Not in the circumstances of this case, held the EAT in Palmer v RBS. We are grateful to Daniel Barnett for summarising this case.
The Claimant was placed at risk of redundancy with a number of other employees. They were all given the option of choosing voluntary redundancy or redeployment. Those over 55 were offered an additional option to take voluntary early retirement. The Respondent subsequently introduced the option of voluntary early retirement for those under 55 but over 50. The Claimant (aged 49) wanted to change her choice from redundancy to redeployment on the basis that this process would take time, during which she would reach the age of 50 and thereafter be entitled to elect early retirement. The Claimant brought a claim on the basis that the Respondent’s failure to allow her to change her choice amounted to age discrimination.
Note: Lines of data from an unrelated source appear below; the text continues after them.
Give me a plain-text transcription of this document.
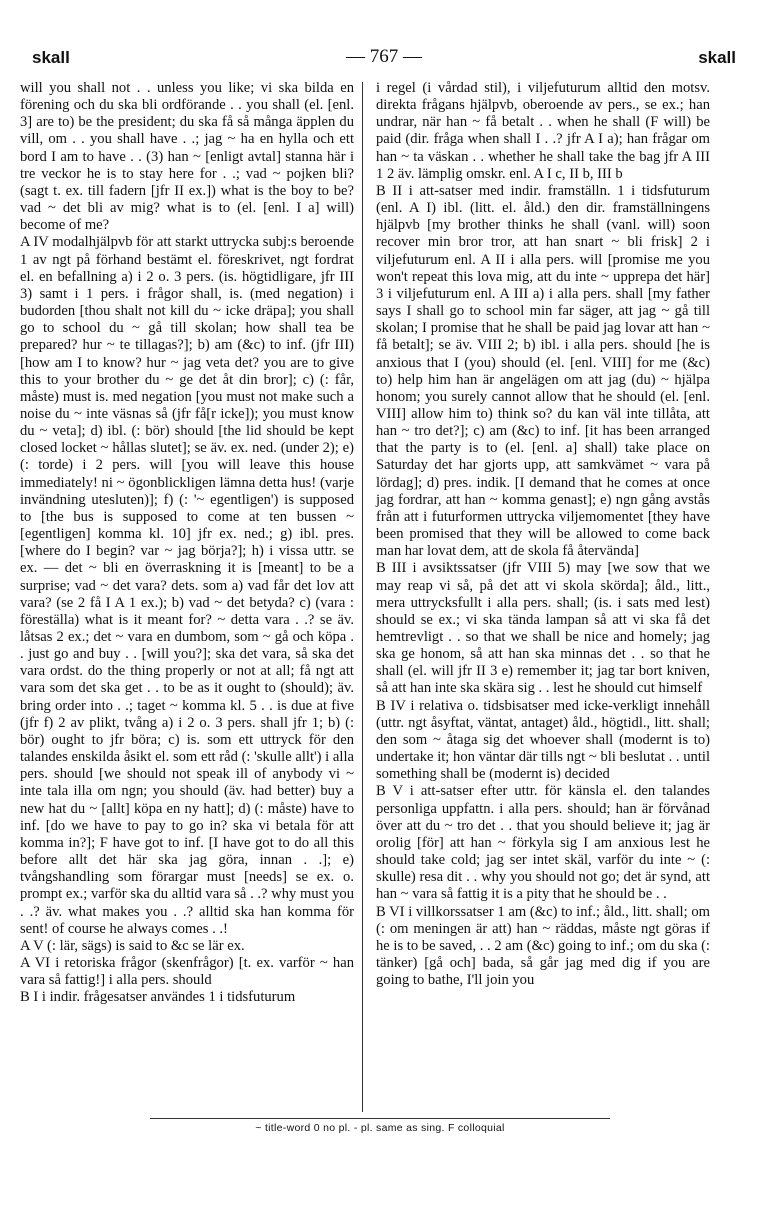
skall	— 767 —	skall

will you shall not . . unless you like; vi ska bilda en förening och du ska bli ordförande . . you shall (el. [enl. 3] are to) be the president; du ska få så många äpplen du vill, om . . you shall have . .; jag ~ ha en hylla och ett bord I am to have . . (3) han ~ [enligt avtal] stanna här i tre veckor he is to stay here for . .; vad ~ pojken bli? (sagt t. ex. till fadern [jfr II ex.]) what is the boy to be? vad ~ det bli av mig? what is to (el. [enl. I a] will) become of me?

A IV modalhjälpvb för att starkt uttrycka subj:s beroende 1 av ngt på förhand bestämt el. föreskrivet, ngt fordrat el. en befallning a) i 2 o. 3 pers. (is. högtidligare, jfr III 3) samt i 1 pers. i frågor shall, is. (med negation) i budorden [thou shalt not kill du ~ icke dräpa]; you shall go to school du ~ gå till skolan; how shall tea be prepared? hur ~ te tillagas?]; b) am (&c) to inf. (jfr III) [how am I to know? hur ~ jag veta det? you are to give this to your brother du ~ ge det åt din bror]; c) (: får, måste) must is. med negation [you must not make such a noise du ~ inte väsnas så (jfr få[r icke]); you must know du ~ veta]; d) ibl. (: bör) should [the lid should be kept closed locket ~ hållas slutet]; se äv. ex. ned. (under 2); e) (: torde) i 2 pers. will [you will leave this house immediately! ni ~ ögonblickligen lämna detta hus! (varje invändning utesluten)]; f) (: '~ egentligen') is supposed to [the bus is supposed to come at ten bussen ~ [egentligen] komma kl. 10] jfr ex. ned.; g) ibl. pres. [where do I begin? var ~ jag börja?]; h) i vissa uttr. se ex. — det ~ bli en överraskning it is [meant] to be a surprise; vad ~ det vara? dets. som a) vad får det lov att vara? (se 2 få I A 1 ex.); b) vad ~ det betyda? c) (vara : föreställa) what is it meant for? ~ detta vara . .? se äv. låtsas 2 ex.; det ~ vara en dumbom, som ~ gå och köpa . . just go and buy . . [will you?]; ska det vara, så ska det vara ordst. do the thing properly or not at all; få ngt att vara som det ska get . . to be as it ought to (should); äv. bring order into . .; taget ~ komma kl. 5 . . is due at five (jfr f) 2 av plikt, tvång a) i 2 o. 3 pers. shall jfr 1; b) (: bör) ought to jfr böra; c) is. som ett uttryck för den talandes enskilda åsikt el. som ett råd (: 'skulle allt') i alla pers. should [we should not speak ill of anybody vi ~ inte tala illa om ngn; you should (äv. had better) buy a new hat du ~ [allt] köpa en ny hatt]; d) (: måste) have to inf. [do we have to pay to go in? ska vi betala för att komma in?]; F have got to inf. [I have got to do all this before allt det här ska jag göra, innan . .]; e) tvångshandling som förargar must [needs] se ex. o. prompt ex.; varför ska du alltid vara så . .? why must you . .? äv. what makes you . .? alltid ska han komma för sent! of course he always comes . .!

A V (: lär, sägs) is said to &c se lär ex.

A VI i retoriska frågor (skenfrågor) [t. ex. varför ~ han vara så fattig!] i alla pers. should

B I i indir. frågesatser användes 1 i tidsfuturum

i regel (i vårdad stil), i viljefuturum alltid den motsv. direkta frågans hjälpvb, oberoende av pers., se ex.; han undrar, när han ~ få betalt . . when he shall (F will) be paid (dir. fråga when shall I . .? jfr A I a); han frågar om han ~ ta väskan . . whether he shall take the bag jfr A III 1 2 äv. lämplig omskr. enl. A I c, II b, III b

B II i att-satser med indir. framställn. 1 i tidsfuturum (enl. A I) ibl. (litt. el. åld.) den dir. framställningens hjälpvb [my brother thinks he shall (vanl. will) soon recover min bror tror, att han snart ~ bli frisk] 2 i viljefuturum enl. A II i alla pers. will [promise me you won't repeat this lova mig, att du inte ~ upprepa det här] 3 i viljefuturum enl. A III a) i alla pers. shall [my father says I shall go to school min far säger, att jag ~ gå till skolan; I promise that he shall be paid jag lovar att han ~ få betalt]; se äv. VIII 2; b) ibl. i alla pers. should [he is anxious that I (you) should (el. [enl. VIII] for me (&c) to) help him han är angelägen om att jag (du) ~ hjälpa honom; you surely cannot allow that he should (el. [enl. VIII] allow him to) think so? du kan väl inte tillåta, att han ~ tro det?]; c) am (&c) to inf. [it has been arranged that the party is to (el. [enl. a] shall) take place on Saturday det har gjorts upp, att samkvämet ~ vara på lördag]; d) pres. indik. [I demand that he comes at once jag fordrar, att han ~ komma genast]; e) ngn gång avstås från att i futurformen uttrycka viljemomentet [they have been promised that they will be allowed to come back man har lovat dem, att de skola få återvända]

B III i avsiktssatser (jfr VIII 5) may [we sow that we may reap vi så, på det att vi skola skörda]; åld., litt., mera uttrycksfullt i alla pers. shall; (is. i sats med lest) should se ex.; vi ska tända lampan så att vi ska få det hemtrevligt . . so that we shall be nice and homely; jag ska ge honom, så att han ska minnas det . . so that he shall (el. will jfr II 3 e) remember it; jag tar bort kniven, så att han inte ska skära sig . . lest he should cut himself

B IV i relativa o. tidsbisatser med icke-verkligt innehåll (uttr. ngt åsyftat, väntat, antaget) åld., högtidl., litt. shall; den som ~ åtaga sig det whoever shall (modernt is to) undertake it; hon väntar där tills ngt ~ bli beslutat . . until something shall be (modernt is) decided

B V i att-satser efter uttr. för känsla el. den talandes personliga uppfattn. i alla pers. should; han är förvånad över att du ~ tro det . . that you should believe it; jag är orolig [för] att han ~ förkyla sig I am anxious lest he should take cold; jag ser intet skäl, varför du inte ~ (: skulle) resa dit . . why you should not go; det är synd, att han ~ vara så fattig it is a pity that he should be . .

B VI i villkorssatser 1 am (&c) to inf.; åld., litt. shall; om (: om meningen är att) han ~ räddas, måste ngt göras if he is to be saved, . . 2 am (&c) going to inf.; om du ska (: tänker) [gå och] bada, så går jag med dig if you are going to bathe, I'll join you

~ title-word 0 no pl. - pl. same as sing. F colloquial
The EAT agreed with the employment tribunal that the Claimant had not established less favourable treatment. There was a material difference between the Claimant and the comparator group: the Claimant could not claim early retirement at her projected date of dismissal whereas the comparators could. The principle in Lockwood v DWP that it is not permissible to take into account any material circumstances relating to the age of a claimant or their comparators, did not apply in this case as the material difference was by reason of statute. The prevention of employees below the age of 50 being given the option of early retirement was a result of the Finance Act 2004. The Claimant’s treatment was held to be lawful age discrimination.